Plant-fungal feedbacks of nitrogen deposition to peatland carbon sink potential

We examined how changes in plant-fungal relationships induced by atmospheric nitrogen (N) deposition alter nutrient limitation and carbon sequestration in two main types of peatlands, bogs and fens. The study was carried out at three of the longest running nutrient addition experiments on peatlands: Whim Bog, United Kingdom, Mer Bleue Bog, Canada, and Degerö Stormyr Fen, Sweden. The treatments receive an additional load of 1.6-6.4 N g m^-2 y^-1 either as ammonium, nitrate, or ammonium nitrate with or without phosphorus (P) and potassium, alongside with unfertilized controls.

We determined the peak season aboveground biomass production and coverage of vascular plants using the point intercept method and measured fine roots production rates using the ingrowth core method. The ingrowth roots were also studied for amount of the root-associated fungi based on ergosterol and chitin concentrations (living and dead fungal mass indicators). In addition, we sampled fine roots from ericoid mycorrhizal shrubs and microscopically quantified them for abundance of fungal colonization as well as measured their potential to produce a set of hydrolytic enzymes degrading organic matter. The leaves of dominant vascular plants were analyzed their isotopic δ¹⁵N patterns and nutrient contents under different nutrient addition treatments.

Long-term nutrient addition increased foliar δ¹⁵N of shrubs, suggesting that ericoid mycorrhizal fungi were less important for plant N supply with increasing N load. Under high inorganic N availability, the plant biomass allocation shifted from belowground to aboveground at the two shrub-dominated bog sites: Mer Bleue and Whim, but not at the wet sedge dominated Degerö Stormyr. Unexpectedly, mycorrhizal colonization rates did not change significantly, but the presence of endophytic fungal mycelia in ericoid roots as well as ergosterol and chitin content in all fine roots generally increased under nutrient load. Interestingly, high doses of ammonium alleviated N deficiency in ericoid shrubs, whereas low doses of ammonium and nitrate improved plant P nutrition, indicated by the lowered foliar N:P ratios. Shrub root acid phosphatase activities correlated positively with foliar N:P ratios, suggesting enhanced P uptake as a result of improved N nutrition.

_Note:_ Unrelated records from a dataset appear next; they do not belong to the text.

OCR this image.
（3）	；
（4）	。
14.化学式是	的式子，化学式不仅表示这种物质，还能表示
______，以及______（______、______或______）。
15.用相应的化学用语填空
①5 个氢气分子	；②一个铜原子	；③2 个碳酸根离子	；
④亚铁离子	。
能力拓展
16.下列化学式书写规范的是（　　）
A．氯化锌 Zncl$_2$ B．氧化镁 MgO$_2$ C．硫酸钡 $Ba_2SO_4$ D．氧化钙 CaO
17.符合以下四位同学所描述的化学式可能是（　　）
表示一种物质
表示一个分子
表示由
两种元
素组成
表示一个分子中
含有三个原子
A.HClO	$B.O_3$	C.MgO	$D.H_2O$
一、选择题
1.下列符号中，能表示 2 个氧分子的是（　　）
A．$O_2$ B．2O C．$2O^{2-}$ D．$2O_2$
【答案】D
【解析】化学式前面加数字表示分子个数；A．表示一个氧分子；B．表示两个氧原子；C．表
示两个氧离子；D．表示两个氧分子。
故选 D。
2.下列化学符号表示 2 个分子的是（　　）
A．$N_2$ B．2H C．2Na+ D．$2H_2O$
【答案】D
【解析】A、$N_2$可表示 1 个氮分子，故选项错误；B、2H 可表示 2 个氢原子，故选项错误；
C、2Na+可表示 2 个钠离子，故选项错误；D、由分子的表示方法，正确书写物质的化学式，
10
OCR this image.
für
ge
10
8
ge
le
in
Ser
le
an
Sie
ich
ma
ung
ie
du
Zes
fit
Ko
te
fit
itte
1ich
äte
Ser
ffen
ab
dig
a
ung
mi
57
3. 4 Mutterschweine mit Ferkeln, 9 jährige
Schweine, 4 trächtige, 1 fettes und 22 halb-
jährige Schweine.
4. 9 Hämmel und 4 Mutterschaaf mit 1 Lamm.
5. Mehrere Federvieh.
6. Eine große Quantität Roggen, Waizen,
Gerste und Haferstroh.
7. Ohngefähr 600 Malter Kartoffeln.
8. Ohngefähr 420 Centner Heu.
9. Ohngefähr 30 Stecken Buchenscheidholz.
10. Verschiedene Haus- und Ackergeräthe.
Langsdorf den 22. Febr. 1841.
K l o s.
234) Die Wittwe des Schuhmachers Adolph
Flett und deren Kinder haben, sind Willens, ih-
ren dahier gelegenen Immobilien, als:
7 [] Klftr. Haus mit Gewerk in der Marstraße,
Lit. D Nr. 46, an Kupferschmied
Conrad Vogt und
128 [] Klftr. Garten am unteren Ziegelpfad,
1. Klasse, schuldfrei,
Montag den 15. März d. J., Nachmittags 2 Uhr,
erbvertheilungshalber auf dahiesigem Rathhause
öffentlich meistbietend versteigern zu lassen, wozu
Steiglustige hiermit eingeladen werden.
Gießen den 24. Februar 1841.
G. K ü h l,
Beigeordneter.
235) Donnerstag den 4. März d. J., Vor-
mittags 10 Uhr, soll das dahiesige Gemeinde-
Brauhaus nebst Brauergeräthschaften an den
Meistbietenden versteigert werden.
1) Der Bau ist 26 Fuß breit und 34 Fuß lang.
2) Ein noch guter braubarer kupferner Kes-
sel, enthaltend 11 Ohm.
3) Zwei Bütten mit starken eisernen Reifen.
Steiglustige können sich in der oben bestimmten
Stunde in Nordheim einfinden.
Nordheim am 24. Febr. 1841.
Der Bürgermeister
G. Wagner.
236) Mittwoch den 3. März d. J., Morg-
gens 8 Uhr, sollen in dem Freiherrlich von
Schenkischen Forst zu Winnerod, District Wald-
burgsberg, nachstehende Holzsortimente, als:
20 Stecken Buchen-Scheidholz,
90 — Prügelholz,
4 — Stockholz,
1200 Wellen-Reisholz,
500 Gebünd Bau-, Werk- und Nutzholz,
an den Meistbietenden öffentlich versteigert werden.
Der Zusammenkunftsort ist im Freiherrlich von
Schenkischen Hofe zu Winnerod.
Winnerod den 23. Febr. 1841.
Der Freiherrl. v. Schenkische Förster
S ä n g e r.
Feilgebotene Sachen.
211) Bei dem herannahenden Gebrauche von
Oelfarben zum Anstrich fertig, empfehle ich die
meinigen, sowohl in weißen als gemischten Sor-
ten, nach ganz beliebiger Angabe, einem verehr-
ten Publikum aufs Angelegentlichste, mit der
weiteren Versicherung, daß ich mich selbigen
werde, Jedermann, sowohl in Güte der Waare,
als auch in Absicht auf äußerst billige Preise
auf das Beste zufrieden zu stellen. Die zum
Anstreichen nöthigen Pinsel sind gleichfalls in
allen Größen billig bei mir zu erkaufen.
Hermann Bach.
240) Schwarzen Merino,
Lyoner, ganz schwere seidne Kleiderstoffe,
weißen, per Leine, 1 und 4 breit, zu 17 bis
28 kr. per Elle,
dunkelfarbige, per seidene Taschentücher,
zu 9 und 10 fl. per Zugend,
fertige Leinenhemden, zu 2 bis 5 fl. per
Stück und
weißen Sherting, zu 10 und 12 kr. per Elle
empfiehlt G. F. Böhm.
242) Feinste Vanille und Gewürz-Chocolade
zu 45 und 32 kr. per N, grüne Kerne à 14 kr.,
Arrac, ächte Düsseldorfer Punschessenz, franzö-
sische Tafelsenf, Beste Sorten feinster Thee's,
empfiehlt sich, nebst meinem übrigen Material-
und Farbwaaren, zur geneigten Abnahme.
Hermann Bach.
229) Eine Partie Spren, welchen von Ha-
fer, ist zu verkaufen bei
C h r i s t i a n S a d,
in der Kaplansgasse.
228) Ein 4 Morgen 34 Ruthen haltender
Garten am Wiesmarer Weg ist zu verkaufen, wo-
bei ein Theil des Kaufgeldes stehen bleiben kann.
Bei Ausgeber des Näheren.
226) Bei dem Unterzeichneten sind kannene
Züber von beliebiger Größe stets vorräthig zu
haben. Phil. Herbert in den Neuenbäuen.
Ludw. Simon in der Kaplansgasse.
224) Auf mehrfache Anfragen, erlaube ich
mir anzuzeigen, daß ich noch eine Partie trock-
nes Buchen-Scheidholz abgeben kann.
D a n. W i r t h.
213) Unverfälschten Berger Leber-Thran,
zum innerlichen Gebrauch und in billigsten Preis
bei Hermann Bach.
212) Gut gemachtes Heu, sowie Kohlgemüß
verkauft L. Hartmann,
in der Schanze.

Collectively, altered biomass allocation to roots and fungi, altered functionality of root associated fungi and altered plant reliance on nutrient uptake systems as well as altered function of roots and their associated fungi in degrading organic matter suggest changes in the quantity and quality of carbon input to peat soils under nitrogen load. The study revealed that the responses depend on the dose and form of N added and interestingly may interact with uptake of other nutrients. The plant-fungal feedbacks also seem to differ between the two functionally and structurally distinct peatland types.